Governments and its partners can also better track whether markets are growing more or less affordable over time. Are incomes keeping pace with prices locally? Are lenders lending in the gap? All of these measures are more accurate if measured by percent of area median income rather than specific income or price levels (that is, are homes affordable to 80% of the area median income becoming more available? can the current housing stock provide an affordable option? ). South African housing markets are very different – from rural to urban, from Sandton to Soweto – but the area median income provides the ability to test whether the same segment of people – those earning 50% of the area median income, or 80% say – are moving ahead or not.

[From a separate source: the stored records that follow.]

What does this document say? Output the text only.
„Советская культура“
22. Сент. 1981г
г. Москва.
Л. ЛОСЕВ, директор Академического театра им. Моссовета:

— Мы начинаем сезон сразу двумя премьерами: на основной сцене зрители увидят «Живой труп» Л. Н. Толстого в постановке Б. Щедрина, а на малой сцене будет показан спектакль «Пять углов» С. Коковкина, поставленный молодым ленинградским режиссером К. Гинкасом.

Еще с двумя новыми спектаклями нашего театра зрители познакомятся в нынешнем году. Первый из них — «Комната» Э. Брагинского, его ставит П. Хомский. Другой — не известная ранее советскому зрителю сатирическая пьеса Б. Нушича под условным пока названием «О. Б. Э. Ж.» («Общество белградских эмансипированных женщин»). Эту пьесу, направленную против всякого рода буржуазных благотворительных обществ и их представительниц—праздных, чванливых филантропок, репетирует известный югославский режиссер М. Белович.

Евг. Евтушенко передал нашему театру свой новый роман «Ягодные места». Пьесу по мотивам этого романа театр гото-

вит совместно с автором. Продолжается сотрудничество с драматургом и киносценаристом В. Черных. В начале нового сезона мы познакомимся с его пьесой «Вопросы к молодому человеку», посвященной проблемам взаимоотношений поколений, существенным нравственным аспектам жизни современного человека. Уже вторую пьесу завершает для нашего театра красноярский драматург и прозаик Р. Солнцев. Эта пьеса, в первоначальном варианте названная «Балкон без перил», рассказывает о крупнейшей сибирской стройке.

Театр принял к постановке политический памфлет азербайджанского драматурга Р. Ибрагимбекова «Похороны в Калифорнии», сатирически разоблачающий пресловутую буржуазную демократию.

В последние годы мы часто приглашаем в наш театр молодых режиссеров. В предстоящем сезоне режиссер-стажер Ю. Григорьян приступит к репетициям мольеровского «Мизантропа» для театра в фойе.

Of course, limitations must be taken into consideration when using this technique. The data is imperfect (all data is, and in particular data measuring human movement and momentum), averages are tough in an environment of such extremes, and new methods must be considered carefully. However, census data is consistent and freely available across every area in the country and thus can be calculated consistently in the same way everywhere; experts exist who can adjust for local conditions, and thus anyone can use it. This method, in existence for decades in other areas, provides the means for benchmarking goals, comparing opportunities and projecting costs in powerful ways previously unavailable in South Africa. Most importantly, it provides the means of finding agreement – on the goal, on the impact, on sharing the solutions. And that is the most powerful part of all.
This was prepared with the support of the National Housing Finance Corporation.